Amazon Strikes Contact Center Market
Mar 28, 2017 2:20 PM PT
Amazon Web Services on Tuesday announced Amazon Connect, a self-service contact center solution based on the same cloud technology used by Amazon customer service associates worldwide.
It offers phone numbers throughout the United States and 18 countries in Europe, with more coming soon.
"The opportunity for cloud contact centers is significant," said Rebecca Wettemann, VP of research at Nucleus Research.
Customers are moving away from "inflexible" on-premises solutions, she told CRM Buyer, "to cloud solutions that offer lower initial and ongoing costs, greater flexibility, and the ability to extend to remote agents seamlessly."
Amazon Connect will hit the legacy communications and handset desk phone providers hardest, suggested Cindy Zhou, a principal analyst at Constellation Research.
"The trend is moving to all mobile-device integration with no desk phones," she told CRM Buyer.
Amazon Connect's Feature Set
Nontechnical users can use Amazon Connect's self-serve GUI to manage agents, track performance metrics, and design contact flows that adapt to the caller experience.
Contact flows can change based on information Amazon Connect retrieves from AWS services -- such as Amazon DynamoDB, Amazon Redshift and Amazon Aurora -- or third-party CRM or analytics solutions.
Customers can build natural language contact flows with Amazon's Lex AI service, which uses the automatic speech recognition technology and natural language understanding that power Amazon's Alexa. Callers simply say what they want, instead of having to go through the usual interactive voice recognition process, choosing from lists of options and pressing buttons to progress.
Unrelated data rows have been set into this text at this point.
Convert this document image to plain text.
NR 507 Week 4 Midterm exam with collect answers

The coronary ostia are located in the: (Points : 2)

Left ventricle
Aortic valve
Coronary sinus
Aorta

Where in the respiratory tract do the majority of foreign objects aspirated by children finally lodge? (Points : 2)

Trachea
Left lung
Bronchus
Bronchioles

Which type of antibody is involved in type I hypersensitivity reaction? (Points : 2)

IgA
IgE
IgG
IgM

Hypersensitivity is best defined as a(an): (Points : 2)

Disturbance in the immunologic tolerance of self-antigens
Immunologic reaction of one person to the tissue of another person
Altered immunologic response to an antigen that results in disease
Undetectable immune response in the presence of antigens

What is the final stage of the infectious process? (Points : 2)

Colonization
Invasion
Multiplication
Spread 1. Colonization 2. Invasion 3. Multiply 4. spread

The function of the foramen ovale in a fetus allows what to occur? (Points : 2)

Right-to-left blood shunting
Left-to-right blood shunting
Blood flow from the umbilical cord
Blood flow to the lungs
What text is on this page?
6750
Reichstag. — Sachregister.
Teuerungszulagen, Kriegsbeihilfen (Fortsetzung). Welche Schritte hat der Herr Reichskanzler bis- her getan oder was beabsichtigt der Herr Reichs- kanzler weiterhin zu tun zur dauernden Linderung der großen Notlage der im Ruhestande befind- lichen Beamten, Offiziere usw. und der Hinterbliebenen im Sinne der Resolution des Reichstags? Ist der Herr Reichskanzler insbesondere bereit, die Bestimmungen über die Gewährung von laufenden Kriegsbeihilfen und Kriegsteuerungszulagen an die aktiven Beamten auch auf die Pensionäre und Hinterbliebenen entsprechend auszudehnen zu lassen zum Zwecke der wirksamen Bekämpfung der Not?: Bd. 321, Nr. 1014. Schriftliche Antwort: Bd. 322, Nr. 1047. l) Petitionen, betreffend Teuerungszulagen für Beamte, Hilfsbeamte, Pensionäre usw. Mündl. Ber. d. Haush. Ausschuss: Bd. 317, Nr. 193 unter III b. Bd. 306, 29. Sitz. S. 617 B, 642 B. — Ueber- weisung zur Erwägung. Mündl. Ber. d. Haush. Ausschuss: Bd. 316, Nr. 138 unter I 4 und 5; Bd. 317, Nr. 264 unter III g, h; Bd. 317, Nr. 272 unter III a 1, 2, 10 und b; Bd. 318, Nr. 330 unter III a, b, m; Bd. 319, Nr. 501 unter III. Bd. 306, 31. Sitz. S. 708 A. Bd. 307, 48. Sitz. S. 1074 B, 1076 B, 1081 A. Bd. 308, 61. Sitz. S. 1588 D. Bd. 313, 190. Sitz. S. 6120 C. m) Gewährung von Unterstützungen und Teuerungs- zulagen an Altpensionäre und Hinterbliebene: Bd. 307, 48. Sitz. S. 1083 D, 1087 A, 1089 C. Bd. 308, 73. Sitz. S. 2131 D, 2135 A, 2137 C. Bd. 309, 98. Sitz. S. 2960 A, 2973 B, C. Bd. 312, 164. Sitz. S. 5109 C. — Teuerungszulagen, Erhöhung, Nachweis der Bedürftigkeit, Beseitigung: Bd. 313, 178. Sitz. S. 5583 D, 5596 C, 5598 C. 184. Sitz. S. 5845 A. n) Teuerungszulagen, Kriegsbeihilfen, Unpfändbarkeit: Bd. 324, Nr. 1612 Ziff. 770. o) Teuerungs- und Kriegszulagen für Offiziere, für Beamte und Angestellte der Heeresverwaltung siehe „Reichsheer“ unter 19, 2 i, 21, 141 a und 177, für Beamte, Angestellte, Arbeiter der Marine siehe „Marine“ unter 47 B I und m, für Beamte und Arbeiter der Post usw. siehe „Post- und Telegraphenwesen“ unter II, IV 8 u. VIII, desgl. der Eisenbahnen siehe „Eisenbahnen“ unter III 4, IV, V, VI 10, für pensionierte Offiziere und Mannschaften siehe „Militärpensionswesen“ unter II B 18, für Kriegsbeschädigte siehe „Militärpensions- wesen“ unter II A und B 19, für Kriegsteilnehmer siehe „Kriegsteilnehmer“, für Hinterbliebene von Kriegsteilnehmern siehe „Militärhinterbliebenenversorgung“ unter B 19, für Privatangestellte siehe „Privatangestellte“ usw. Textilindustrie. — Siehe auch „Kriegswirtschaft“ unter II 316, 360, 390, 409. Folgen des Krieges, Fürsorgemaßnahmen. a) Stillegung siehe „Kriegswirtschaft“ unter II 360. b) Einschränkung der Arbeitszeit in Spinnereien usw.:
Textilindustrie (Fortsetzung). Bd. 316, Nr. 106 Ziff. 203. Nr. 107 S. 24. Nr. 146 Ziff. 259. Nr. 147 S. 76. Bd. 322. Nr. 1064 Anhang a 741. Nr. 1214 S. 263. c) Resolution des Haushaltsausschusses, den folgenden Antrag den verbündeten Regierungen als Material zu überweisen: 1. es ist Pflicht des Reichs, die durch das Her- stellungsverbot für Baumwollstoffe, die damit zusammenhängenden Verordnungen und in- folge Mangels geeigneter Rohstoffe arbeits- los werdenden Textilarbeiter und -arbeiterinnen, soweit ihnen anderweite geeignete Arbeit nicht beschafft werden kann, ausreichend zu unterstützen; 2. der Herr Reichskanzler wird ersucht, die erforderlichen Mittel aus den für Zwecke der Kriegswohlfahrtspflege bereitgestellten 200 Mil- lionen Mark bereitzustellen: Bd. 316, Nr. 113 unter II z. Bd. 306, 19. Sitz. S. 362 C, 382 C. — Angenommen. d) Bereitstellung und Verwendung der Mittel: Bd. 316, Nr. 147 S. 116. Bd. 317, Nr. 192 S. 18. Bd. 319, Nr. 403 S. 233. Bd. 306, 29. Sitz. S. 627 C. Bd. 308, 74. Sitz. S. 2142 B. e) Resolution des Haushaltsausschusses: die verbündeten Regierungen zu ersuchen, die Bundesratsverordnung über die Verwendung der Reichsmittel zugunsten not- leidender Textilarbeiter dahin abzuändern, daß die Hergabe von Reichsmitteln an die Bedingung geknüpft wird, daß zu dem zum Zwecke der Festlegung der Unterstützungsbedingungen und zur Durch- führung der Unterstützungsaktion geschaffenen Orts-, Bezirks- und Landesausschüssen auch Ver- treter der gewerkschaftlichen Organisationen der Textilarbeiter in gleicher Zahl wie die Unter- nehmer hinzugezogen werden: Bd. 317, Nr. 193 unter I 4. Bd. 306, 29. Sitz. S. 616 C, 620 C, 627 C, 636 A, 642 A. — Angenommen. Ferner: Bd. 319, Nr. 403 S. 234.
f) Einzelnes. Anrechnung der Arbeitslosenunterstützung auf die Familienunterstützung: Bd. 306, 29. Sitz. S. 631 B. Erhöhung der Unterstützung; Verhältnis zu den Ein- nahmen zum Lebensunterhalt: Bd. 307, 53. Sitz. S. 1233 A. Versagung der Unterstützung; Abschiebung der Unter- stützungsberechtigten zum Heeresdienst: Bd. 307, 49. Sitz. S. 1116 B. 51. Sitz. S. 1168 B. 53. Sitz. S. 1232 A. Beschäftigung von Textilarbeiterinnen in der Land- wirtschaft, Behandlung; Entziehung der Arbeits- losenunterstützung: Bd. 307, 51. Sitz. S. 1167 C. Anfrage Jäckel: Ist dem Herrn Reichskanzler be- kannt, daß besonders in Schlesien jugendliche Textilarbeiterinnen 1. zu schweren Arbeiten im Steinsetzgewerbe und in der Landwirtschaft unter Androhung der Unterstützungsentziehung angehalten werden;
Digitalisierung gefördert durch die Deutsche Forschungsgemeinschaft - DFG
Amazon Connect integrates with various AWS tools and infrastructure, including Amazon Kinesis, Amazon Redshift, Amazon QuickSight and AWS Directory Service.
"Amazon is taking technology they used in-house successfully and is now commercializing it for customers," noted Constellation's Zhou.
Using Alexa's AI offers a competitive advantage, and "the future applications of using Alexa for basic customer questions is exciting," she added.
Amazon Connect also integrates with CRM Workforce Management, Analytics and help desk products from players including Appian, Calabrio, CRMNEXT, Salesforce, SugarCRM, Zendesk and Zoho,
"Given Amazon's partnerships with Salesforce and others, a contact center app play is not surprising," Nucleus Research's Wettemann said.
"With Avaya fading, there's a lot of opportunity in the market, and price pressure from Amazon with a core offering will be attractive for customers not looking for all the bells and whistles -- and related price tag -- of some other applications on the market," she pointed out.
"Competing with Amazon at any scale is very difficult," observed Rob Enderle, principal analyst at the Enderle Group.
"The price and reach of Amazon Connect out of the box is unprecedented; it's also surprisingly rich for a new service," he told CRM Buyer.
Setting Up, Costs and Other Details
Users can set up Amazon Connect with a few clicks in the AWS Management Console, and agents can begin taking calls within minutes.
Support for custom integrations is available from AWS Partner Network Consulting Partners, including 1Strategy, Accenture and Wipro.
There are no upfront payments or long-term commitments. Customers pay 1.8 cents per minute for usage, and they also pay for any associated telephony services.
As part of the AWS Free Tier, users get two phone numbers (direct inward dialing and toll-free), and 30 minutes each of DID calls, inbound toll-free calls and outbound calls per month, for one year.
Pros and Cons of Amazon Connect
The main benefits Amazon Connect offers are size and geographic coverage, noted Enderle, while the downside is "the dependency on /AWS, which has had reliability issues."
AWS has experienced several crashes, he said -- the most recent one being earlier this month -- and "losing a call center, particularly if you are having a product quality issue, can quickly become a company killer," he cautioned.
"This uptime concern," Enderle said, "is likely one of the biggest tactical reasons to avoid this offering."